Things to MUST do:
Register on the ICO (Information Commissioner’s Office) website as a data controller (you may also be a data processor, too).
There are 14 points in the checklist:
2. Cookie & privacy popup notice
Each new website user needs to come to an agreement of the use of the data and agree to the terms in order to fully use the website. A user will have the right to request to the website owner to disclose what information is hold about the user, and to be permanently deleted, if requested.
The website owner states what data is captured, when it was captured, what the data is used for, the third party’s details and the process, including the Data Protection Officer’s details as well. https://www.local.gov.uk/our-support/general-data-protection-regulation-gdpr
4. SSL certificate
Secure Sockets Layer certificate – it’s the encryption code process when installed on a web server, it activates the padlock and the https protocol and allows secure connections from a web server to a browser. The purpose is to securely encrypt all the details that are entered into any forms or fields on a website. A variety of SSL certificates are available at different prices, all encrypting the data to the same level of security (256 bit – 2048) but some have further protection and insurances.
5. Pseudonymisation or anonymization
Most websites that have user accounts and store information about its users (like your Amazon account storing your name, address, date of birth etc) store the data in an SQL database. This is a web-based database that the website calls to, queries and delivers your details when you sign in. In most instances, unless it’s online banking, these details will not be stored encrypted and so if the SQL file was accessed the content could be clearly read.

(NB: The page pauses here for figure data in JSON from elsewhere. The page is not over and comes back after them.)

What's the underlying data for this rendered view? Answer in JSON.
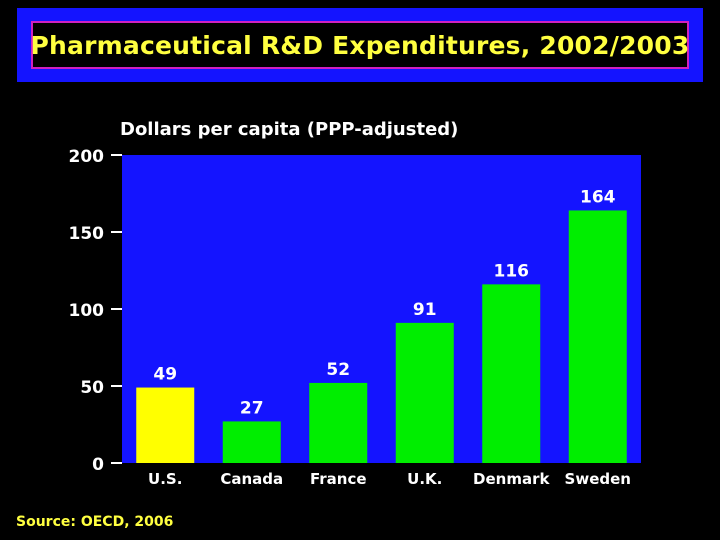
{
  "title": "Pharmaceutical R&D Expenditures, 2002/2003",
  "source": "Source: OECD, 2006",
  "colors": {
    "background": "#000000",
    "plot_area": "#1414ff",
    "highlight_bar": "#ffff00",
    "bar": "#00ee00",
    "title_text": "#ffff40",
    "title_border": "#d020c0",
    "axis_text": "#ffffff"
  },
  "chart_data": {
    "type": "bar",
    "title": "Pharmaceutical R&D Expenditures, 2002/2003",
    "ylabel": "Dollars per capita (PPP-adjusted)",
    "xlabel": "",
    "categories": [
      "U.S.",
      "Canada",
      "France",
      "U.K.",
      "Denmark",
      "Sweden"
    ],
    "values": [
      49,
      27,
      52,
      91,
      116,
      164
    ],
    "data_labels": [
      "49",
      "27",
      "52",
      "91",
      "116",
      "164"
    ],
    "highlight": [
      "U.S."
    ],
    "ylim": [
      0,
      200
    ],
    "yticks": [
      "0",
      "50",
      "100",
      "150",
      "200"
    ],
    "grid": false,
    "legend": "none"
  }
}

It’s very hard to both store and retrieve data in an encrypted way and is why most sites don’t. However, as part of GDPR, ‘pseudonymisation’ means that websites will need to start moving towards the users being identified by a username only and that the rest of the data is encrypted so that there is no possible connection between the user and the stored details.
6. Newsletter signups
Make sure that the emails you send out all have an unsubscribe link, too.
7. User account creation
If your website is an eCommerce one or allows a user to set up an account for access to services behind a login area, you will need to ensure that you have both the SSL installed (please refer to point 4) and also work towards the data being stored using pseudonyms.
8. Payment gateways
9. Enquiry & contact form
If your website has an enquiry form for people to send you messages, you need to ensure the following are adhered to:
The website has an SSL
The details are not stored in the website’s SQL database unless stored encrypted
If they are sent to you by email, your email service provider adheres to GDPR rules and that the email is stored and sent according to GDPR secure methods.
Do you print out the email with the enquiry details on? If you do, this is also a data risk. Ensure you have a shredding process in place to make sure that emails with user’s private details aren’t just put in the bin!
Make sure you have no pre-ticked boxes to automatically sign the enquirer up to a newsletter. You cannot then add the user’s details to your marketing database unless they have explicitly agreed to it using a separate tick box.
10. Live chats
11. Connected email
Whilst not strictly website-related, all email services and the storage of email from all with whom you are connected, must be stored in accordance with DPA (Data Protection Act) & GDPR guidelines. Make sure you store your email data securely, use good anti-virus applications and archive and delete unnecessary email completely.
Have Data Retention policy – a statement by which your organisation follows in terms of how you store data and for how long before it is deleted. Typical business data retention policies are 12 to 24 months.
12. Social media account connection
Using social media sites you do not need to seek permission from each person who ‘likes’ your page or ‘follows’ you, you do need to ensure that any information gathered directly from people with whom you interact on Social Media sites is handled in accordance with the GDPR privacy guidelines. If you’ve had a chat using Facebook Messenger with someone about an enquiry, make sure the chat history is completely deleted when it’s done. Get the person to email you so that you can hold the formal connection outside of a social media channel.
13. Google Analytics (and other user tracking systems)
You must enable the anonymisation option in Google Analytics to properly conform to GDPR. Google Analytics records user’s IP addresses in visitor reports and this is taken as ‘identifiable information’.
14. CRM connection
The Information Commissioner’s Office (ICO) has actually launched a dedicated advice line to help small organisations prepare for the new data protection laws (GDPR). The service is aimed at people running small businesses or charities and recognises the particular problems they face getting ready for the new law.